An outbreak at a JBS abattoir in Brooklyn is linked to 35 infections, while a cluster linked to Somerville Retail Services, a meat processing facility in Tottenham, has risen to 53 cases.
Sorry, but parliament’s August sitting is cancelled — acting chief medical officer Paul Kelly says it is too risky for politicians to attend Canberra while community transition in Victoria and NSW is high (apparently it’s too hard for politicians to get on Zoom like the rest of us).
Labor and the Greens have criticised the decision, with Labor saying it should be postponed instead of cancelled, and the Greens saying other options should have been considered.
“Democracy should not be a victim of the pandemic,” Greens leader Adam Bandt said.

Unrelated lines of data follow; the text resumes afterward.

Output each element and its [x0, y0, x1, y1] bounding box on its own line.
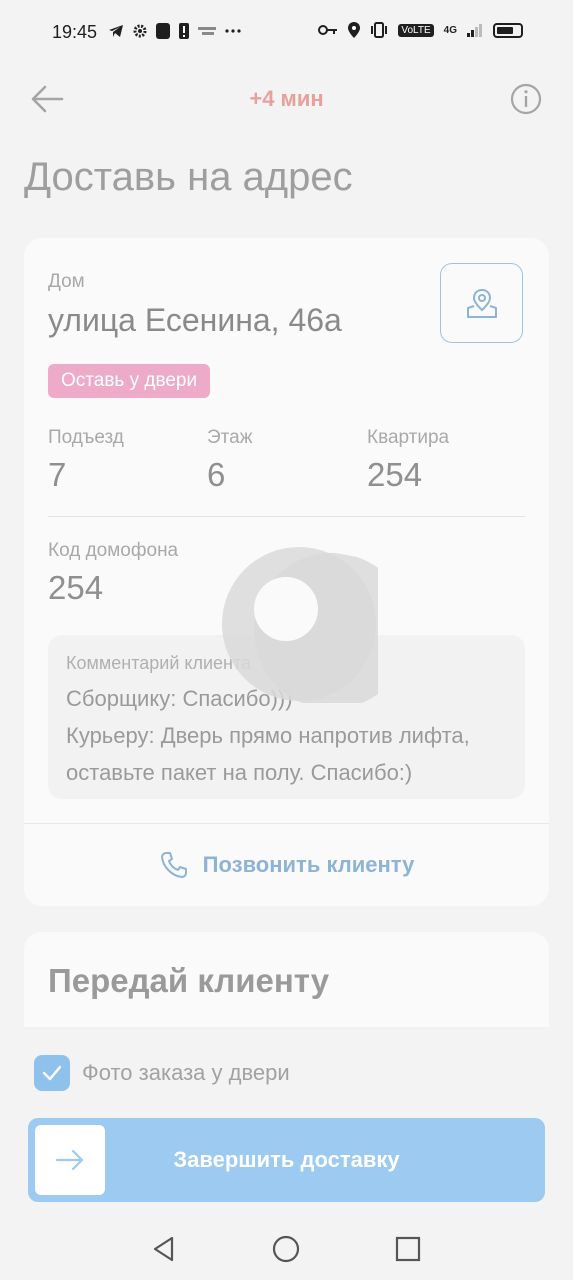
- comment-line: Курьеру: Дверь прямо напротив лифта, ост…: [66, 723, 470, 785]
- app-small-icon: [198, 27, 216, 35]
- slider-handle[interactable]: [35, 1125, 105, 1195]
- complete-delivery-slider[interactable]: Завершить доставку: [28, 1118, 545, 1202]
- page-title: Доставь на адрес: [24, 155, 353, 199]
- network-label: 4G: [443, 24, 457, 36]
- leave-at-door-badge: Оставь у двери: [48, 364, 211, 398]
- phone-icon: [160, 852, 187, 878]
- intercom-label: Код домофона: [48, 540, 179, 561]
- apartment-label: Квартира: [367, 427, 450, 448]
- call-client-button[interactable]: Позвонить клиенту: [24, 824, 549, 906]
- entrance-value: 7: [48, 456, 67, 493]
- intercom-value: 254: [48, 569, 104, 606]
- timer-label: +4 мин: [249, 86, 324, 111]
- divider: [48, 516, 525, 517]
- signal-icon: [467, 24, 482, 37]
- street-address: улица Есенина, 46а: [48, 302, 342, 338]
- photo-checkbox-row[interactable]: Фото заказа у двери: [34, 1055, 290, 1091]
- volte-badge: VoLTE: [398, 23, 434, 37]
- more-icon: [225, 29, 241, 33]
- open-map-button[interactable]: [440, 263, 523, 343]
- system-icons: VoLTE 4G: [318, 22, 523, 38]
- arrow-right-icon: [55, 1149, 84, 1171]
- complete-delivery-label: Завершить доставку: [173, 1147, 400, 1172]
- photo-checkbox[interactable]: [34, 1055, 70, 1091]
- floor-label: Этаж: [207, 427, 253, 448]
- notification-icons: [108, 23, 241, 39]
- telegram-icon: [109, 25, 123, 37]
- handover-card: Передай клиенту: [24, 932, 549, 1027]
- loading-spinner-icon: [222, 547, 378, 703]
- status-bar: 19:45 VoLTE 4G: [0, 0, 573, 66]
- nav-recents-icon[interactable]: [395, 1236, 421, 1262]
- status-time: 19:45: [52, 22, 98, 42]
- entrance-label: Подъезд: [48, 427, 124, 448]
- checkmark-icon: [42, 1065, 62, 1081]
- system-navigation-bar: [0, 1218, 573, 1280]
- map-pin-icon: [466, 288, 497, 318]
- address-type-label: Дом: [48, 271, 85, 292]
- battery-icon: [493, 22, 523, 38]
- app-notification-icon: [156, 23, 170, 39]
- nav-back-icon[interactable]: [150, 1235, 178, 1263]
- info-icon[interactable]: [510, 83, 542, 115]
- nav-home-icon[interactable]: [272, 1235, 300, 1263]
- gear-icon: [133, 24, 147, 38]
- alert-icon: [179, 23, 189, 39]
- apartment-value: 254: [367, 456, 423, 493]
- location-icon: [348, 22, 361, 38]
- key-icon: [318, 25, 338, 35]
- call-client-label: Позвонить клиенту: [202, 852, 415, 877]
- handover-title: Передай клиенту: [48, 962, 330, 999]
- vibrate-icon: [371, 22, 388, 38]
- photo-checkbox-label: Фото заказа у двери: [82, 1060, 290, 1085]
- floor-value: 6: [207, 456, 226, 493]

Parliament is now due to return on August 24. But don’t worry, it’s not like there is anything important to debate until then — just the next phase of the critically-important JobKeeper scheme to be announced this week, something that will determine whether Australia’s economy survives the pandemic.
Trump sees elephants
The US continues to shatter its daily coronavirus records, with Florida becoming the latest epicentre for the deadly disease. More than 12,000 new cases of COVID-19 were recorded in the state on Sunday — the fifth day in a row the state has recorded more than 10,000 cases.
The death rate is also continuing to rise, with 775 new deaths on Saturday taking the total number of deaths to 140,000.
US President Donald Trump was taken to task over his catastrophic failure to manage the crisis in a shocking interview on Fox News (shocking mainly because it was on Fox News).
The president once again propagated false claims about the virus and his position in the polls, saying the US had one of the lowest COVID-19 mortality rates in the world (it has the eighth highest) and that he was “not losing” in the polls, because the polls were fake.
The interview took some bizarre turns, including an argument about whether identifying an elephant was strong evidence of mental stability. It was another sign that Fox’s once cosy relationship with the president was on the decline.